Trump’s Portland Troops
Today Antifa. Tomorrow any opposition. Military power as political weapon.
A president put soldiers on city streets to solve a political problem and the bill will come due in court.
On September 27 2025 Donald Trump told his Secretary of War Pete Hegseth to send troops to Portland with full force if necessary. Armored vehicles were already rolling the night before. The Washington Post traced the call and its scope.
Days earlier the White House stamped Antifa as domestic terrorists in the Federal Register. The legal footing is flimsy and the politics are obvious. Attach the T word to a loose protest scene and First Amendment rights start to look like loopholes to be closed.
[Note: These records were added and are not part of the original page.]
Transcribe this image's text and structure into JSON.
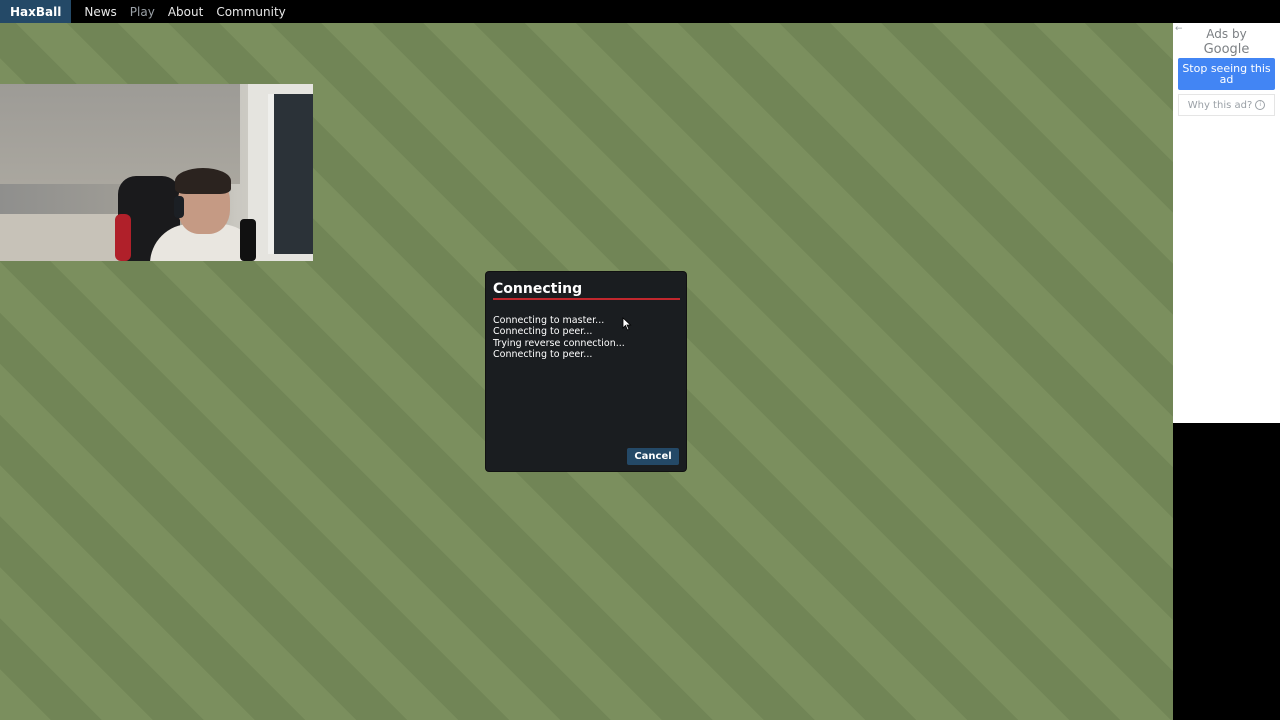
{
  "nav": {
    "brand": "HaxBall",
    "items": [
      "News",
      "Play",
      "About",
      "Community"
    ],
    "active_item": "Play"
  },
  "dialog": {
    "title": "Connecting",
    "log": [
      "Connecting to master...",
      "Connecting to peer...",
      "Trying reverse connection...",
      "Connecting to peer..."
    ],
    "cancel_label": "Cancel"
  },
  "ad": {
    "ads_by": "Ads by",
    "google": "Google",
    "stop_label": "Stop seeing this ad",
    "why_label": "Why this ad?",
    "back_icon": "←"
  },
  "colors": {
    "field": "#7a8e5d",
    "brand": "#244967",
    "dialog_bg": "#1a1d20",
    "accent_red": "#c1272d",
    "ad_button": "#4285f4"
  },
  "icons": [
    "back-arrow-icon",
    "info-icon",
    "mouse-cursor-icon"
  ]
}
Add the Dallas ICE shooting and the assassination of Charlie Kirk even though neither ties to Portland and you have a portable crisis that justifies soldiers wherever the cameras point.
There is a reason administrations that conduct real domestic deployments use the Insurrection Act and eat the political cost. The Posse Comitatus Act makes using the Army or Air Force to execute the laws a crime unless Congress has opened a door.
You do not fix that with euphemisms. Either you have statutory authority or you do not.
A federal judge just ripped the curtain. In Newsom v. Trump a court held that sending federalized Guard and active duty Marines to handle traffic control crowd control and street patrols in Los Angeles violated Posse Comitatus. The opinion said the administration acted willfully and contradicted its own training rules. Oregon now has a roadmap signed by Article Three. The California attorney general posted the ruling.
So why not invoke the Insurrection Act. Because that is a flare gun. It declares civil authority has failed and puts the president on the hook for the mess that follows. The play here is ambiguity. Call it protection of federal property. Recycle the federal facilities script. Pretend crowd control is not law enforcement.
Do not take the bait.
We have seen this script. In 2020 Operation Diligent Valor in Portland escalated nightly clashes put unmarked agents on streets and produced the footage the White House wanted. Chaos on one side and authority on the other and a story that sells.
The facts in 2025 are thinner. Protests are smaller often dozens at most and away from downtown. Governor Tina Kotek and Mayor Keith Wilson say the city is calm.
Outcomes on the ground are secondary. Optics in the feed are the prize. Display dominance. Flex jurisdiction. Put a blue city in its place. The muscle is the same across states while the wrapper changes. Where governors are Democrats Washington asserts supremacy and invites a court fight. Where governors are Republicans the feds coordinate a Guard presence and normalize it through consent.
Let me steelman the counter. Federal property is federal responsibility. In 2020 the courthouse took real damage and 40 U S C section 1315 authorizes protection. If Portland leaders will not police the perimeter the feds must.
Fair in theory.
But 2025 is not 2020 and we now have a federal ruling that says patrols perimeters and crowd control by troops run straight into Posse Comitatus. Call it protection all day. If you detain people off federal lines you are doing law enforcement.
What would prove me wrong:
A public threat brief that names Portland targets and timelines tied to real people not hashtags
A formal Insurrection Act proclamation with narrow findings limited geography and a short clock
Strict confinement of troops to clearly marked federal property with no crowd control and no off property detentions
Independent after action reports showing measurable crime reduction attributable to military presence rather than state and local policing
If the White House had the law it would cite the law. If it had the facts it would show them. Instead it revived a nineteenth century cabinet title issued a made for TV command and rolled cameras on a city its own leaders call quiet.
Portland is the warning label. Ignore it and the next president of any party with any grievance will decide that city streets make good stages and the military makes compelling theater.